Chinese leaders are ordering health officials to improve reporting of severe acute respiratory syndrome cases, while at the same time agreeing to change the way it defines the disease. China has come under criticism for its handling of the mystery illness, which is believed to have started in southern China in November.
Chinese President Hu Jintao, after an emergency meeting of top Communist Party leaders, warned health officials not to cover up any cases of Severe Acute Respiratory Syndrome, known as SARS.
The order was carried by China's government-controlled media Friday.
This state television announcer said the government is insisting there must be "no delay and no deceit in reporting."
Earlier, the Chinese government insisted there were only 37 SARS cases in Beijing.

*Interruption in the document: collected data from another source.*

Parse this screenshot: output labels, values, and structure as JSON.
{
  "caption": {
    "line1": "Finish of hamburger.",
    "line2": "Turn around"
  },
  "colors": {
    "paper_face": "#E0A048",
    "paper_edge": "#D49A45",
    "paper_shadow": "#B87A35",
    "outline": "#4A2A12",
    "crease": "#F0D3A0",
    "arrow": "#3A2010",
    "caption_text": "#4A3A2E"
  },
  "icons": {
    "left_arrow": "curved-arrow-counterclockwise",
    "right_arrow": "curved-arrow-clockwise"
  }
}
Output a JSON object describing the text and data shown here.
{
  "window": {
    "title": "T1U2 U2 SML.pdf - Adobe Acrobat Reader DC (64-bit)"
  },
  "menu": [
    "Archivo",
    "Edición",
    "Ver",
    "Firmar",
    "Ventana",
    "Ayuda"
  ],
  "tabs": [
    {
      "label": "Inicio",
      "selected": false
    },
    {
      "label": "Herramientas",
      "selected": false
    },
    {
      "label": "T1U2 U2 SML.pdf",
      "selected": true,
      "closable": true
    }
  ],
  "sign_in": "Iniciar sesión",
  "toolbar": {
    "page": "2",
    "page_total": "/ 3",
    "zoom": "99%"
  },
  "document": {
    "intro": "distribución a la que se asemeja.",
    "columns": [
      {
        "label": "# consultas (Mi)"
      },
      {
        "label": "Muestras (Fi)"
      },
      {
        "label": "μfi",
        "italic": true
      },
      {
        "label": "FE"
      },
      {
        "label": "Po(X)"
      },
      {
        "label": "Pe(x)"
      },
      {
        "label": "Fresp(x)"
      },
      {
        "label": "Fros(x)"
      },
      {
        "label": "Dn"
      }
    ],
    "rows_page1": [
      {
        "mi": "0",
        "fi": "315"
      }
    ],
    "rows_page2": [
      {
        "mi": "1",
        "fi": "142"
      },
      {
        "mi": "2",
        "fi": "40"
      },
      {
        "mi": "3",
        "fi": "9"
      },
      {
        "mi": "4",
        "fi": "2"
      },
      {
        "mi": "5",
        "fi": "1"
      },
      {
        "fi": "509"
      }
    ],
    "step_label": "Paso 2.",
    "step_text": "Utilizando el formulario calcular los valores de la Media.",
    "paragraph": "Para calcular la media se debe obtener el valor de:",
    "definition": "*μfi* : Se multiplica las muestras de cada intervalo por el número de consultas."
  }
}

World Health Organization disease experts say that number could be five times higher and many patients have been hidden in military-run hospitals.
But on Friday, China's health minister Zhang Wenkang agreed to change the definition of patients with SARS. The new definition will significantly raise the number of cases in Beijing, according to James Maguire, the head of a WHO team.
"If there are 200 or more than 200, I would not be surprised. I don't think there will be thousands but it will be in the hundreds," he said.
International health experts say that for months, China hid some or all information about the SARS outbreak from its citizens, its doctors, and the rest of the world.
SARS was first reported in the southern province of Guangdong and has spread rapidly around the world, infecting nearly 3400 people and killing at least 165.
China's slow reporting of the public health crisis sparked criticism from health experts and political leaders around the world.
China's handling of the situation has undercut its credibility as it now tries to assure foreign travelers and government officials that China is safe for visitors. The tourism and travel industries are taking a battering as bookings shrivel up.
Other industries are also taking a hit and President Hu says SARS has already had "a significant impact" on China's economy. That economic damage may have motivated China to adopt a more open policy.
Doctors in Beijing have set up a telephone hotline that answers questions from worried residents. This expert is telling a caller SARS symptoms include high fever, dry cough, headache and fatigue.
The hotline is part of a public education effort that urges Chinese to live healthier lifestyles and seek quick medical advise if they develop symptoms.
Some three thousand Beijing residents call this hotline each day seeking medical advise.